Définir la raison d’être de l’entreprise, l’un des pivots de la loi Pacte, suffit-il à lui donner vie ? N’appelle-t-elle pas une raison d’y être et surtout d’en être des salariés qui l’animent et contribuent à sa pérennité ?

 

Genèse de la raison d’être de l’entreprise

« On ne motive pas les hommes par des discours mais en respectant leurs aspirations profondes ». Quatre ans après Mai 68, Antoine Riboud alertait la fine fleur du patronat français réunie aux Assises nationales du Centre national du patronat Français (CNPF), le 25 octobre 1972 à Marseille. Il entendait conjuguer « croissance et qualité de vie » dans le prolongement de son « double projet économique et social » promu dès 1968 chez BSN (futur Danone en 1994).

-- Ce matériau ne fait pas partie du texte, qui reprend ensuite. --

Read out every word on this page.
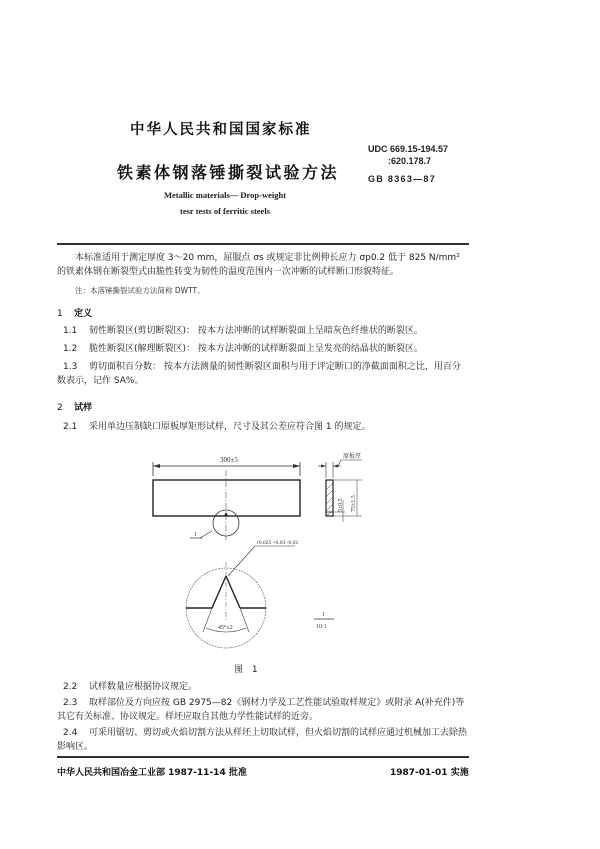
中华人民共和国国家标准
铁素体钢落锤撕裂试验方法
Metallic materials— Drop-weight
tesr tests of ferritic steels
UDC 669.15-194.57
:620.178.7
GB 8363—87
本标准适用于测定厚度 3～20 mm，屈服点 σs 或规定非比例伸长应力 σp0.2 低于 825 N/mm² 的铁素体钢在断裂型式由脆性转变为韧性的温度范围内一次冲断的试样断口形貌特征。
注：本落锤撕裂试验方法简称 DWTT。
1 定义
1.1 韧性断裂区(剪切断裂区)： 按本方法冲断的试样断裂面上呈暗灰色纤维状的断裂区。
1.2 脆性断裂区(解理断裂区)： 按本方法冲断的试样断裂面上呈发亮的结晶状的断裂区。
1.3 剪切面积百分数： 按本方法测量的韧性断裂区面积与用于评定断口的净截面面积之比，用百分数表示，记作 SA%。
2 试样
2.1 采用单边压制缺口原板厚矩形试样，尺寸及其公差应符合图 1 的规定。
300±5
1
原板厚
75±1.5
5±0.5
45°±2
r0.025 +0.03 -0.02
1
10:1
图 1
2.2 试样数量应根据协议规定。
2.3 取样部位及方向应按 GB 2975—82《钢材力学及工艺性能试验取样规定》或附录 A(补充件)等其它有关标准、协议规定。样坯应取自其他力学性能试样的近旁。
2.4 可采用锯切、剪切或火焰切割方法从样坯上切取试样，但火焰切割的试样应通过机械加工去除热影响区。
中华人民共和国冶金工业部 1987-11-14 批准	1987-01-01 实施
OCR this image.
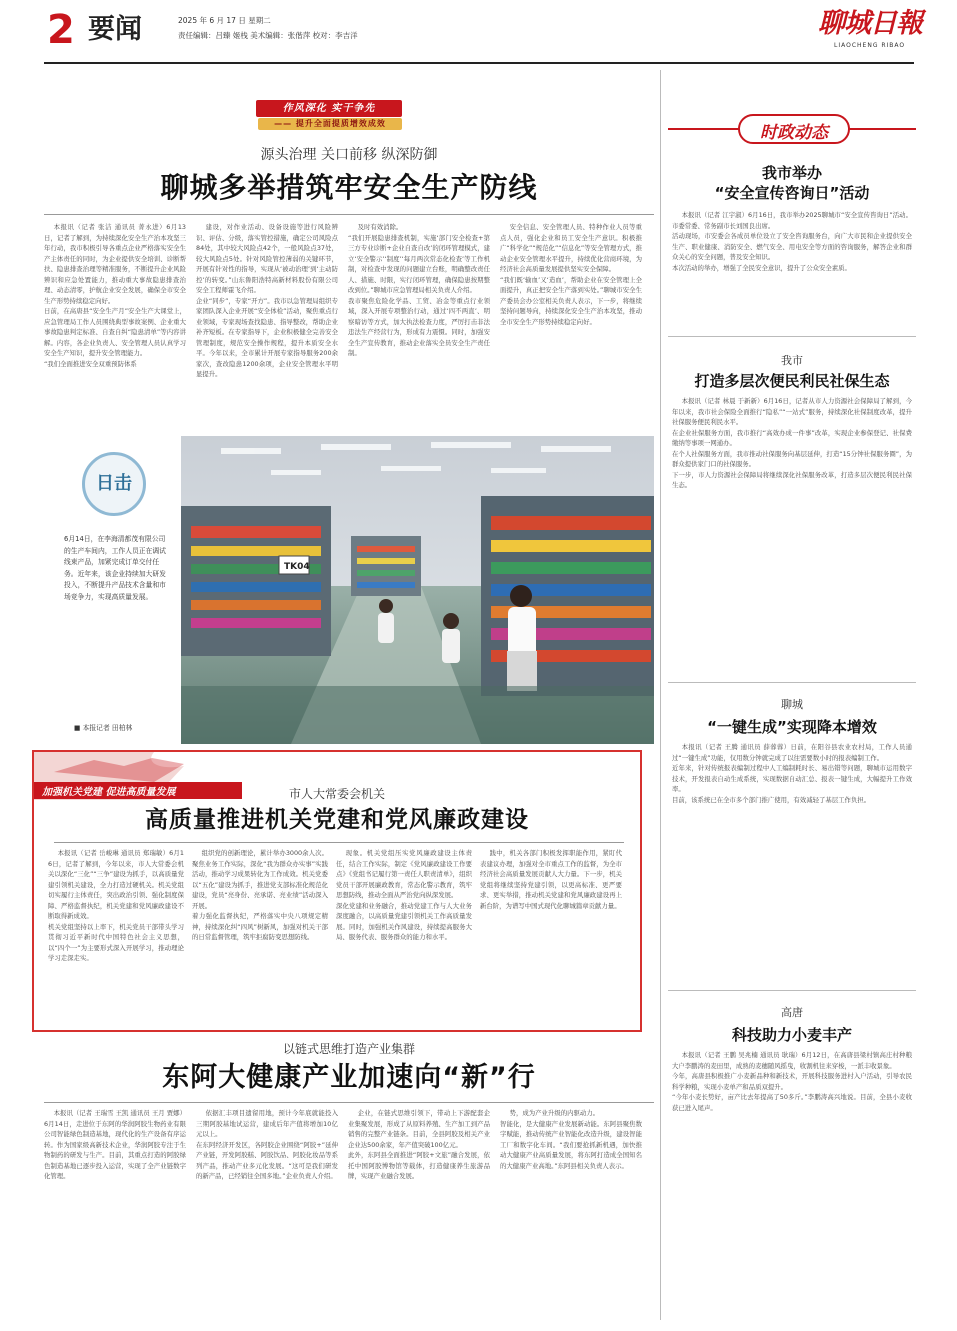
2 要闻	2025 年 6 月 17 日 星期二
责任编辑：吕臻 姬栈 美术编辑：张偕萍 校对：李吉洋	聊城日報
LIAOCHENG RIBAO
作风深化 实干争先
—— 提升全面提质增效成效
源头治理 关口前移 纵深防御
聊城多举措筑牢安全生产防线

本报讯（记者 张洁 通讯员 菁永进）6月13日，记者了解到，为持续深化安全生产治本攻坚三年行动，我市积极引导各重点企业严格落实安全生产主体责任的同时，为企业提供安全培训、诊断帮扶、隐患排查治理等精准服务，不断提升企业风险辨识和应急处置能力，推动重大事故隐患排查治理、动态清零，护航企业安全发展，确保全市安全生产形势持续稳定向好。
日前，在高唐县“安全生产月”安全生产大课堂上，应急管理局工作人员围绕典型事故案例、企业重大事故隐患判定标准、自查自纠“隐患清单”等内容讲解。内容，各企业负责人、安全管理人员认真学习安全生产知识，提升安全管理能力。
“我们全面推进安全双重预防体系

建设，对作业活动、设备设施等进行风险辨识、评估、分级，落实管控措施，确定公司风险点84处，其中较大风险点42个，一般风险点37处，较大风险点5处。针对风险管控薄弱的关键环节，开展有针对性的指导，实现从‘被动治理’到‘主动防控’的转变。”山东鲁阳浩特高新材料股份有限公司安全工程师霍飞介绍。
企业“同步”，专家“开方”。我市以急管理局组织专家团队深入企业开展“安全体检”活动，聚焦重点行业领域，专家现场查找隐患、指导整改，帮助企业补齐短板。在专家指导下，企业积极健全完善安全管理制度，规范安全操作规程，提升本质安全水平。今年以来，全市累计开展专家指导服务200余家次，查改隐患1200余项，企业安全管理水平明显提升。

及时有效消除。
“我们开展隐患排查机制，实施‘部门安全检查+第三方专业诊断+企业自查自改’的闭环管理模式，建立‘安全警示’‘制度’‘每月两次常态化检查’等工作机制，对检查中发现的问题建立台账，明确整改责任人、措施、时限，实行闭环管理，确保隐患按期整改到位。”聊城市应急管理局相关负责人介绍。
我市聚焦危险化学品、工贸、冶金等重点行业领域，深入开展专项整治行动，通过‘四不两直’、明察暗访等方式，加大执法检查力度，严厉打击非法违法生产经营行为，形成有力震慑。同时，加强安全生产宣传教育，推动企业落实全员安全生产责任制。

安全信息、安全管理人员、特种作业人员等重点人员，强化企业和员工安全生产意识。积极推广“科学化”“规范化”“信息化”等安全管理方式，推动企业安全管理水平提升，持续优化营商环境，为经济社会高质量发展提供坚实安全保障。
“我们既‘输血’又‘造血’，帮助企业在安全管理上全面提升，真正把安全生产落到实处。”聊城市安全生产委员会办公室相关负责人表示，下一步，将继续坚持问题导向，持续深化安全生产治本攻坚，推动全市安全生产形势持续稳定向好。

日击

6月14日，在李海清都茂有限公司的生产车间内，工作人员正在调试线束产品，加紧完成订单交付任务。近年来，该企业持续加大研发投入，不断提升产品技术含量和市场竞争力，实现高质量发展。

■ 本报记者 田柏林
TK04
加强机关党建 促进高质量发展	市人大常委会机关
高质量推进机关党建和党风廉政建设

本报讯（记者 岳峻琳 通讯员 郑瑞敏）6月16日，记者了解到，今年以来，市人大常委会机关以深化“三化”“三争”建设为抓手，以高质量党建引领机关建设，全力打造过硬机关。机关党组切实履行主体责任，突出政治引领、强化制度保障、严格监督执纪，机关党建和党风廉政建设不断取得新成效。
机关党组坚持以上率下，机关党员干部带头学习贯彻习近平新时代中国特色社会主义思想，以“四个一”为主要形式深入开展学习，推动理论学习走深走实。

组织党的创新理论，累计举办3000余人次。聚焦业务工作实际，深化“我为群众办实事”实践活动，推动学习成果转化为工作成效。机关党委以“五化”建设为抓手，推进党支部标准化规范化建设，党员“亮身份、亮承诺、亮业绩”活动深入开展。
着力强化监督执纪，严格落实中央八项规定精神，持续深化纠“四风”树新风，加强对机关干部的日常监督管理，筑牢拒腐防变思想防线。

现象。机关党组压实党风廉政建设主体责任，结合工作实际，制定《党风廉政建设工作要点》《党组书记履行第一责任人职责清单》，组织党员干部开展廉政教育，常态化警示教育，筑牢思想防线，推动全面从严治党向纵深发展。
深化党建和业务融合，推动党建工作与人大业务深度融合，以高质量党建引领机关工作高质量发展。同时，加强机关作风建设，持续提高服务大局、服务代表、服务群众的能力和水平。

践中，机关各部门积极发挥职能作用，紧盯代表建议办理，加强对全市重点工作的监督，为全市经济社会高质量发展贡献人大力量。下一步，机关党组将继续坚持党建引领，以更高标准、更严要求、更实举措，推动机关党建和党风廉政建设再上新台阶，为谱写中国式现代化聊城篇章贡献力量。

以链式思维打造产业集群
东阿大健康产业加速向“新”行

本报讯（记者 王瑞雪 王凯 通讯员 王月 贾娜）6月14日，走进位于东阿的华润阿胶生物药业有限公司智能绿色制造基地，现代化的生产设备有序运转。作为国家级高新技术企业，华润阿胶专注于生物制药的研发与生产。目前，其重点打造的阿胶绿色制造基地已逐步投入运营，实现了全产业链数字化管理。

依据汇丰项目遗留用地，预计今年底就能投入三期阿胶基地试运营，建成后年产值将增加10亿元以上。
在东阿经济开发区，各阿胶企业围绕“阿胶+”延伸产业链，开发阿胶糕、阿胶饮品、阿胶化妆品等系列产品，推动产业多元化发展。“这可是我们研发的新产品，已经销往全国多地。”企业负责人介绍。

企业，在链式思维引领下，带动上下游配套企业集聚发展，形成了从原料养殖、生产加工到产品销售的完整产业链条。目前，全县阿胶及相关产业企业达500余家，年产值突破100亿元。
此外，东阿县全面推进“阿胶+文旅”融合发展，依托中国阿胶博物馆等载体，打造健康养生旅游品牌，实现产业融合发展。

势，成为产业升级的内驱动力。
智能化，是大健康产业发展新动能。东阿县聚焦数字赋能，推动传统产业智能化改造升级，建设智能工厂和数字化车间。“我们要抢抓新机遇，加快推动大健康产业高质量发展，将东阿打造成全国知名的大健康产业高地。”东阿县相关负责人表示。

时政动态
我市举办
“安全宣传咨询日”活动

本报讯（记者 江宇淑）6月16日，我市举办2025聊城市“安全宣传咨询日”活动。市委常委、常务副市长刘国良出席。
活动现场，市安委会各成员单位设立了安全咨询服务台，向广大市民和企业提供安全生产、职业健康、消防安全、燃气安全、用电安全等方面的咨询服务，解答企业和群众关心的安全问题，普及安全知识。
本次活动的举办，增强了全民安全意识，提升了公众安全素质。

我市
打造多层次便民利民社保生态

本报讯（记者 林晨 于新新）6月16日，记者从市人力资源社会保障局了解到，今年以来，我市社会保险全面推行“隐私”“一站式”服务，持续深化社保制度改革，提升社保服务便民利民水平。
在企业社保服务方面，我市推行“高效办成一件事”改革，实现企业参保登记、社保费缴纳等事项一网通办。
在个人社保服务方面，我市推动社保服务向基层延伸，打造“15分钟社保服务圈”，为群众提供家门口的社保服务。
下一步，市人力资源社会保障局将继续深化社保服务改革，打造多层次便民利民社保生态。

聊城
“一键生成”实现降本增效

本报讯（记者 王腾 通讯员 薛蓉蓉）日前，在阳谷县农业农村局，工作人员通过“一键生成”功能，仅用数分钟就完成了以往需要数小时的报表编制工作。
近年来，针对传统报表编制过程中人工编制耗时长、易出错等问题，聊城市运用数字技术，开发报表自动生成系统，实现数据自动汇总、报表一键生成，大幅提升工作效率。
目前，该系统已在全市多个部门推广使用，有效减轻了基层工作负担。

高唐
科技助力小麦丰产

本报讯（记者 王鹏 吴兆楠 通讯员 耿瑞）6月12日，在高唐县梁村镇高庄村种粮大户李鹏涛的麦田里，成熟的麦穗随风摇曳，收割机往来穿梭，一派丰收景象。
今年，高唐县积极推广小麦新品种和新技术，开展科技服务进村入户活动，引导农民科学种粮，实现小麦单产和品质双提升。
“今年小麦长势好，亩产比去年提高了50多斤。”李鹏涛高兴地说。目前，全县小麦收获已进入尾声。
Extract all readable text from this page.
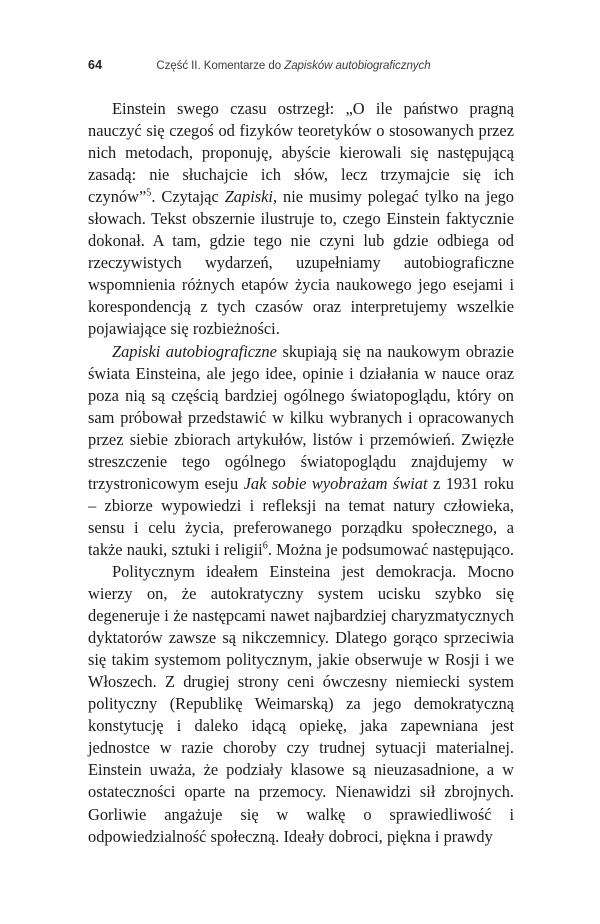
64	Część II. Komentarze do Zapisków autobiograficznych

Einstein swego czasu ostrzegł: „O ile państwo pragną nauczyć się czegoś od fizyków teoretyków o stosowanych przez nich metodach, proponuję, abyście kierowali się następującą zasadą: nie słuchajcie ich słów, lecz trzymajcie się ich czynów”$^5$. Czytając Zapiski, nie musimy polegać tylko na jego słowach. Tekst obszernie ilustruje to, czego Einstein faktycznie dokonał. A tam, gdzie tego nie czyni lub gdzie odbiega od rzeczywistych wydarzeń, uzupełniamy autobiograficzne wspomnienia różnych etapów życia naukowego jego esejami i korespondencją z tych czasów oraz interpretujemy wszelkie pojawiające się rozbieżności.

Zapiski autobiograficzne skupiają się na naukowym obrazie świata Einsteina, ale jego idee, opinie i działania w nauce oraz poza nią są częścią bardziej ogólnego światopoglądu, który on sam próbował przedstawić w kilku wybranych i opracowanych przez siebie zbiorach artykułów, listów i przemówień. Zwięzłe streszczenie tego ogólnego światopoglądu znajdujemy w trzystronicowym eseju Jak sobie wyobrażam świat z 1931 roku – zbiorze wypowiedzi i refleksji na temat natury człowieka, sensu i celu życia, preferowanego porządku społecznego, a także nauki, sztuki i religii$^6$. Można je podsumować następująco.

Politycznym ideałem Einsteina jest demokracja. Mocno wierzy on, że autokratyczny system ucisku szybko się degeneruje i że następcami nawet najbardziej charyzmatycznych dyktatorów zawsze są nikczemnicy. Dlatego gorąco sprzeciwia się takim systemom politycznym, jakie obserwuje w Rosji i we Włoszech. Z drugiej strony ceni ówczesny niemiecki system polityczny (Republikę Weimarską) za jego demokratyczną konstytucję i daleko idącą opiekę, jaka zapewniana jest jednostce w razie choroby czy trudnej sytuacji materialnej. Einstein uważa, że podziały klasowe są nieuzasadnione, a w ostateczności oparte na przemocy. Nienawidzi sił zbrojnych. Gorliwie angażuje się w walkę o sprawiedliwość i odpowiedzialność społeczną. Ideały dobroci, piękna i prawdy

La même année, le rapport Meadows, The Limits To Growth, prônait la décroissance. Visionnaire, le P.D.G. de BSN posait les bases de la future responsabilité sociétale des entreprises (RSE) qui ajoutera la dimension environnementale au diptyque. La quête de sens va irriguer, innerver progressivement la société. Le temps de l’incubation sera long qui rendra enfin caduque le mantra de Milton Friedmann selon lequel « la responsabilité sociétale de l’entreprise est d’accroître ses profits pour ses actionnaires », « the business of business is business »[1].

 

Changement de paradigme

« L’entreprise doit changer le monde », prévient Jean-Marc Borello, président du groupe SOS, car « elle est le meilleur outil d’émancipation individuelle et d’amélioration collective » [2]. Pascal Demurger, directeur général de la Maif, élargit l’horizon de l’entreprise à sa dimension politique. [3] Il légitime, par sa réflexion, le nouveau pacte social inscrit dans la loi Pacte (Plan d’action pour la croissance et la transformation des entreprises, 2019). Rappelons que par la modification de deux articles du Code civil et du Code de commerce, le statut de l’entreprise est radicalement transformé. Pour la première fois, on lui demande de penser sa place et son rôle dans la société ! Désormais, elle doit prendre en compte dans sa stratégie son « intérêt élargi », peut définir sa « raison d’être » ou sa finalité, voir, si elle le souhaite, devenir entreprise « à mission ». C’en est fini de l’action néfaste des actionnaires « activistes » qui, par leur harcèlement financier, spéculaient sur les profits et contrariaient leurs usages autres qu’actionnarials.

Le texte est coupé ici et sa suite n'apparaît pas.